Mesmo tendo coletado muitas informações sobre o hip hop, a psicóloga decidiu promover um recorte no objeto original de pesquisa, após discussões com a professora Isaura Rocha Figueiredo Guimarães, sua orientadora e estudiosa de gênero e sexualidade. Viviane ateve-se ao grafitti e, dentro dele, à questão das meninas que procuram marcar presença num espaço genuinamente masculino. Meninas do Graffiti: Adolescência, Identidade e Gênero nas Culturas Juvenis Contemporâneas é o título provisório da tese de doutorado viabilizada graças à bolsa da Fapesp.

A professora Isaura Rocha Figueiredo Guimarães e a psicóloga Viviane Melo de Mendonça Magro, autora da tese: longe da visão estereotipada"Pode parecer baderna, mas um olhar diferenciado nos mostra o que há por trás da atitude de uma menina que, na manhã de domingo, sai por aí pintando muros", recomenda Isaura Guimarães. Viviane Magro recorreu a este olhar e viu, dentro do hip hop, adolescentes que procuram seu espaço enquanto agentes sociais, que lêem e pensam sobre o país e o mundo, e por isso capazes de formular questões significativas. "Eles vivem uma situação de opressão e exclusão, sentem de perto o problema da violência e do tráfico, vêem amigos e parentes sendo assassinados", conta a psicóloga.

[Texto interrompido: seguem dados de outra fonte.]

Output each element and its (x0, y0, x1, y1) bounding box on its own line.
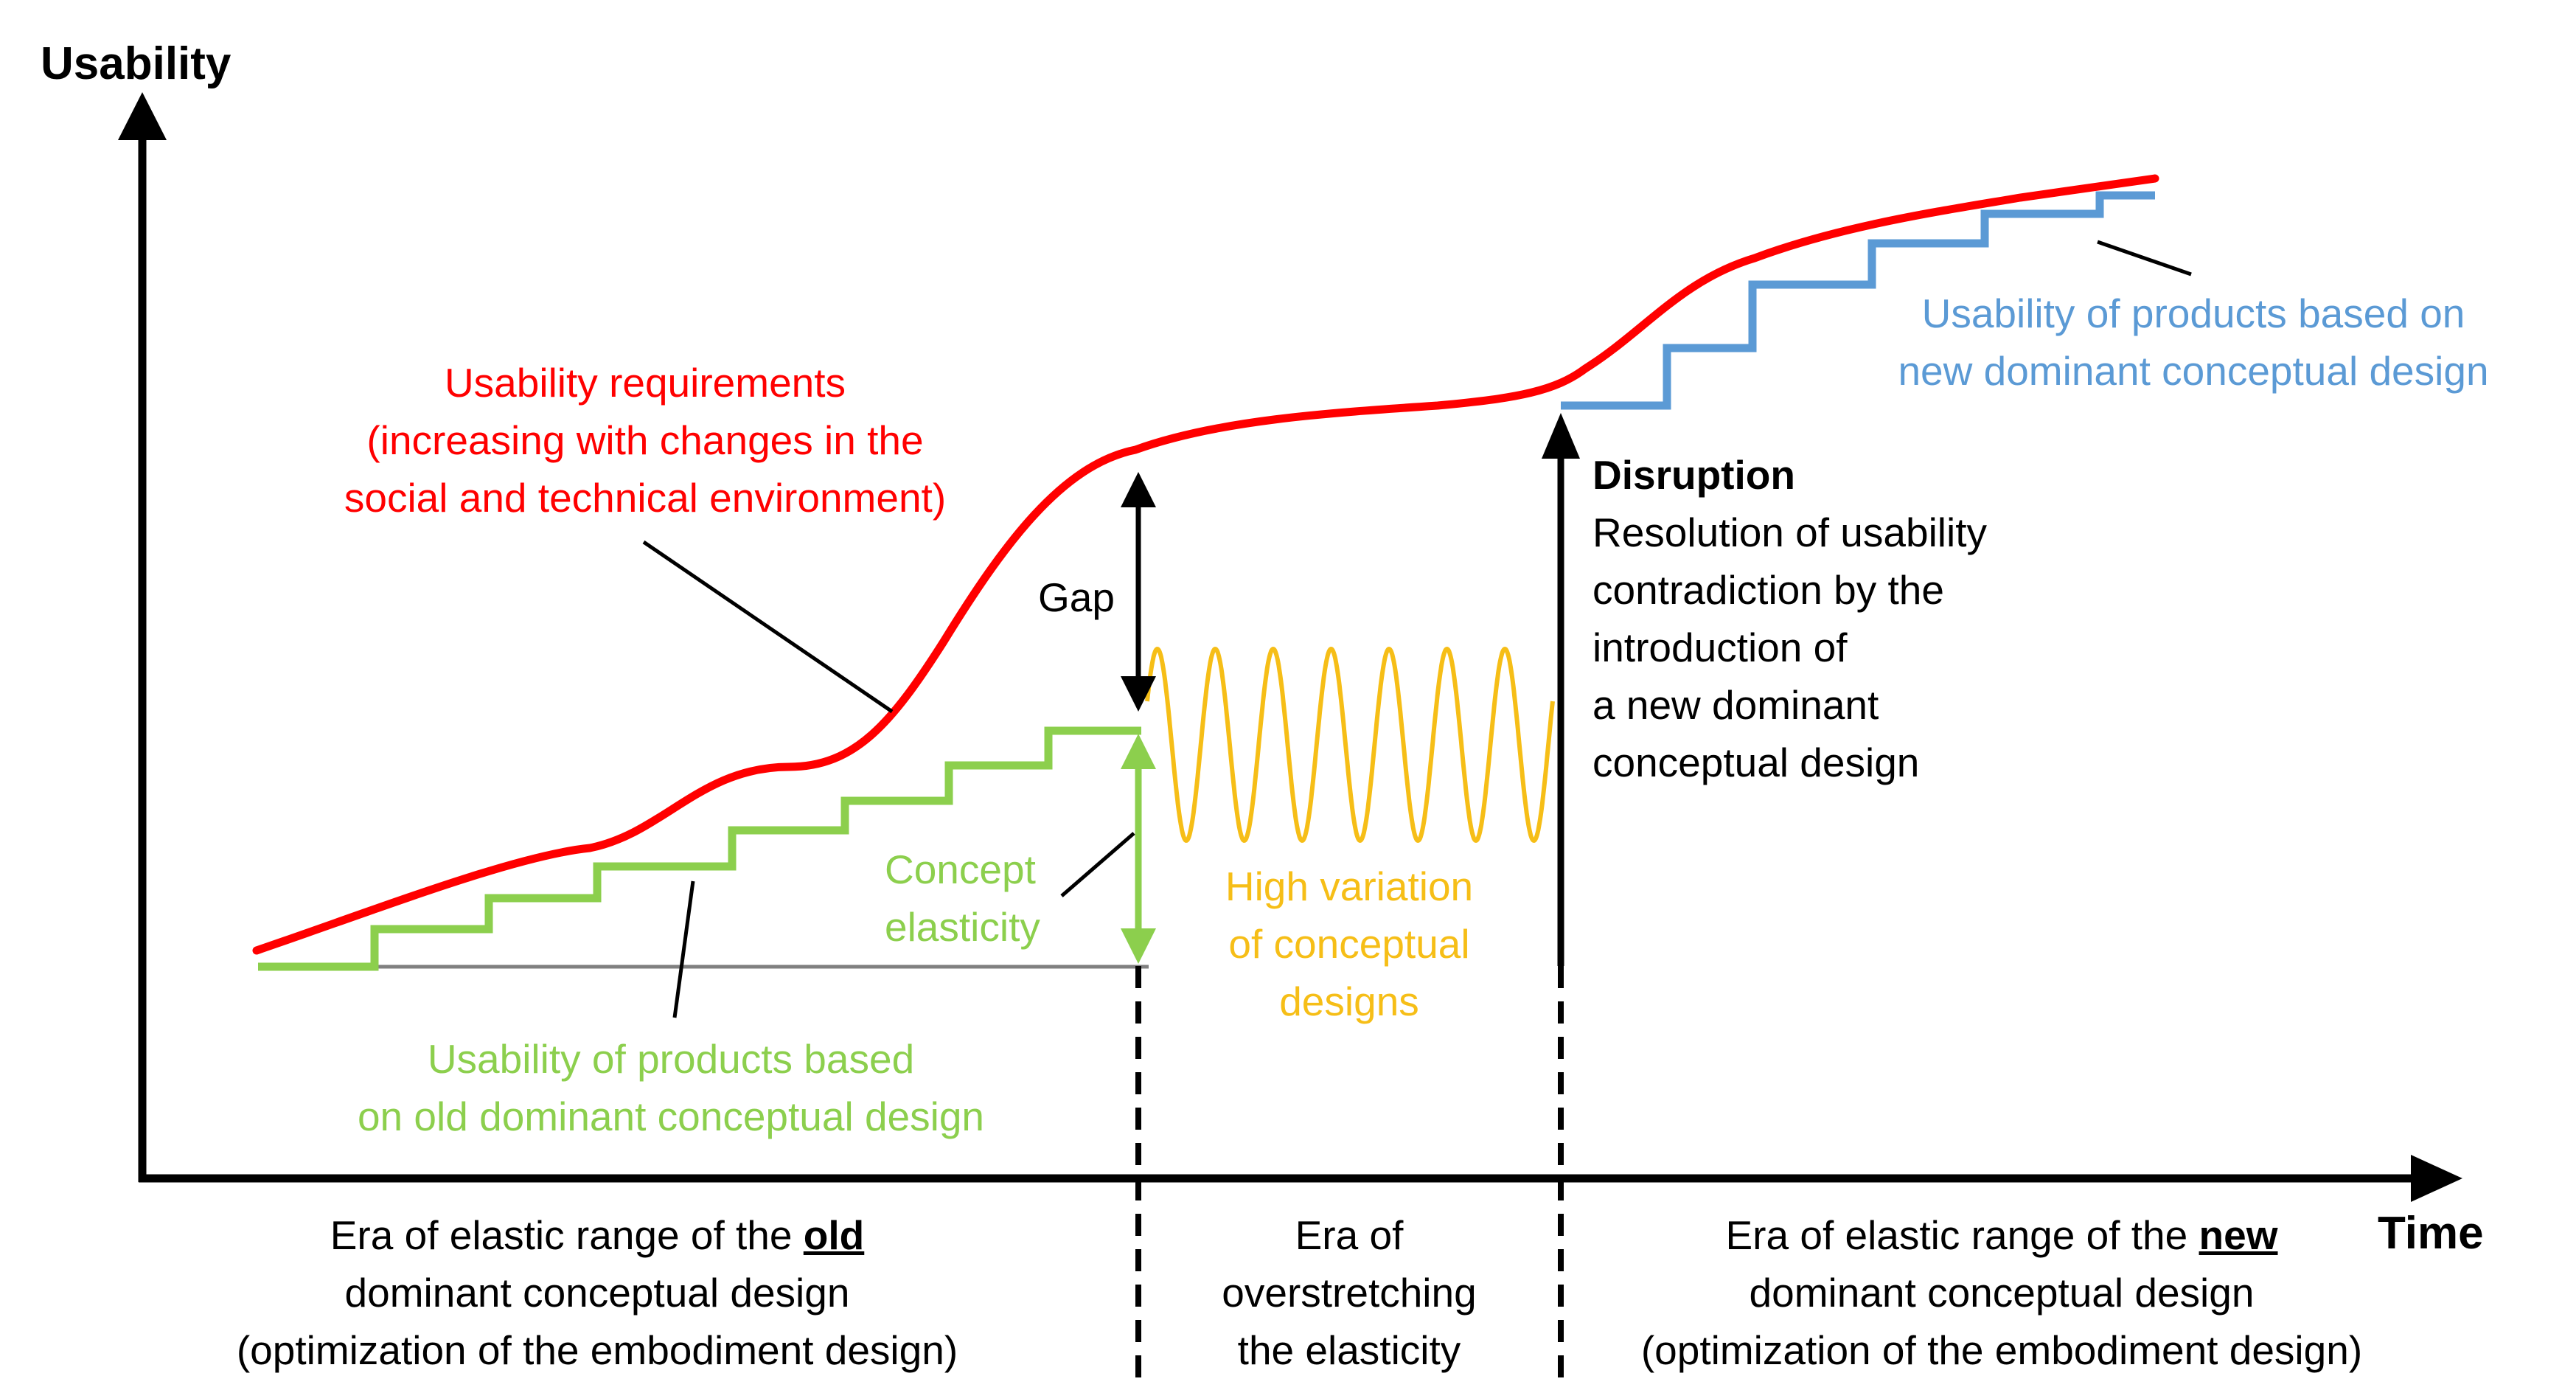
concept-elasticity-line-1: Concept (885, 847, 1036, 892)
disruption-line-4: a new dominant (1592, 682, 1879, 728)
old-products-label: Usability of products based on old domin… (280, 1030, 1062, 1145)
new-design-steps (1561, 191, 2155, 410)
requirements-leader (642, 540, 894, 714)
era-new-emphasis: new (2199, 1212, 2278, 1258)
era-old-emphasis: old (803, 1212, 865, 1258)
gap-label: Gap (1038, 574, 1115, 620)
old-products-leader (672, 880, 695, 1018)
elasticity-leader (1060, 832, 1135, 897)
disruption-line-1: Resolution of usability (1592, 510, 1988, 555)
variation-line-3: designs (1279, 979, 1419, 1024)
old-products-line-1: Usability of products based (427, 1036, 915, 1082)
disruption-block: Disruption Resolution of usability contr… (1592, 446, 1987, 791)
era-new-line-3: (optimization of the embodiment design) (1640, 1327, 2363, 1373)
variation-label: High variation of conceptual designs (1158, 858, 1541, 1030)
new-products-leader (2097, 240, 2192, 277)
new-products-line-1: Usability of products based on (1921, 291, 2465, 336)
y-axis-arrowhead (118, 92, 167, 140)
x-axis-arrowhead (2411, 1155, 2462, 1202)
concept-elasticity-label: Concept elasticity (885, 841, 1040, 956)
disruption-arrow-head (1542, 413, 1580, 459)
requirements-line-1: Usability requirements (444, 360, 846, 406)
era-old-caption: Era of elastic range of the old dominant… (159, 1206, 1036, 1379)
variation-line-2: of conceptual (1228, 921, 1470, 967)
variation-line-1: High variation (1225, 863, 1474, 909)
requirements-line-2: (increasing with changes in the (366, 417, 924, 463)
requirements-line-3: social and technical environment) (344, 475, 947, 521)
disruption-line-2: contradiction by the (1592, 567, 1944, 613)
era-old-line-3: (optimization of the embodiment design) (236, 1327, 958, 1373)
era-over-line-2: overstretching (1222, 1270, 1477, 1316)
disruption-line-5: conceptual design (1592, 740, 1920, 785)
y-axis-label: Usability (41, 38, 232, 89)
new-products-line-2: new dominant conceptual design (1898, 348, 2489, 394)
requirements-label: Usability requirements (increasing with … (280, 354, 1010, 527)
requirements-curve (252, 174, 2159, 955)
era-new-line-1: Era of elastic range of the new (1563, 1206, 2440, 1264)
disruption-title: Disruption (1592, 452, 1795, 498)
old-design-steps (258, 726, 1141, 971)
era-new-line-2: dominant conceptual design (1749, 1270, 2255, 1316)
elasticity-arrow-top (1121, 734, 1156, 769)
gap-arrow-bottom (1121, 676, 1156, 712)
era-over-line-3: the elasticity (1237, 1327, 1461, 1373)
era-new-caption: Era of elastic range of the new dominant… (1563, 1206, 2440, 1379)
gap-arrow-top (1121, 472, 1156, 507)
elasticity-arrow-bottom (1121, 928, 1156, 964)
x-axis-label: Time (2378, 1208, 2484, 1259)
era-old-line-2: dominant conceptual design (344, 1270, 850, 1316)
concept-elasticity-line-2: elasticity (885, 904, 1040, 950)
variation-wave (1145, 647, 1555, 843)
new-products-label: Usability of products based on new domin… (1828, 285, 2558, 400)
old-products-line-2: on old dominant conceptual design (357, 1094, 985, 1139)
era-over-caption: Era of overstretching the elasticity (1158, 1206, 1541, 1379)
disruption-line-3: introduction of (1592, 625, 1848, 670)
era-old-line-1: Era of elastic range of the old (159, 1206, 1036, 1264)
era-old-prefix: Era of elastic range of the (330, 1212, 804, 1258)
era-over-line-1: Era of (1295, 1212, 1404, 1258)
era-new-prefix: Era of elastic range of the (1725, 1212, 2199, 1258)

É uma realidade que motiva os jovens a tentar mudá-la. As meninas do hip hop, especificamente, reúnem crianças e adolescentes em oficinas e projetos para falar sobre drogas, gravidez precoce e outros assuntos que lhes dizem respeito. Buscam financiamentos na prefeitura e negociam o apoio dos vereadores para estes programas. "Isso os diferencia dos adolescentes retratados pela mídia e por alguns estudos, onde nos jovens prevalece o desinteresse e a desesperança, a sensação de que "eu não posso fazer nada sozinho", observa Viviane. "Os adolescentes de classe média também estão agrupados, no shopping, mas não vemos neles esta preocupação de quebrar com o que não satisfaz e buscar a auto-afirmação", acrescenta Isaura Guimarães.

Contradições - Embora o hip hop seja vértice do movimento negro, no grafitti prevalece a afinidade por classe social em detrimento da cor, notando-se o convívio livre de preconceitos entre negros, pardos e brancos. Mas trata-se igualmente de um espaço masculino, em que Viviane Magro aponta contradições. "Ansiosas por construir sua identidade de mulher, as meninas necessitam de liberdade de expressão e reivindicam maior participação e respeito dos meninos, mas ainda são minoria e ausentes em alguns eventos em "rolês". Às vezes, elas próprias se excluem", explica.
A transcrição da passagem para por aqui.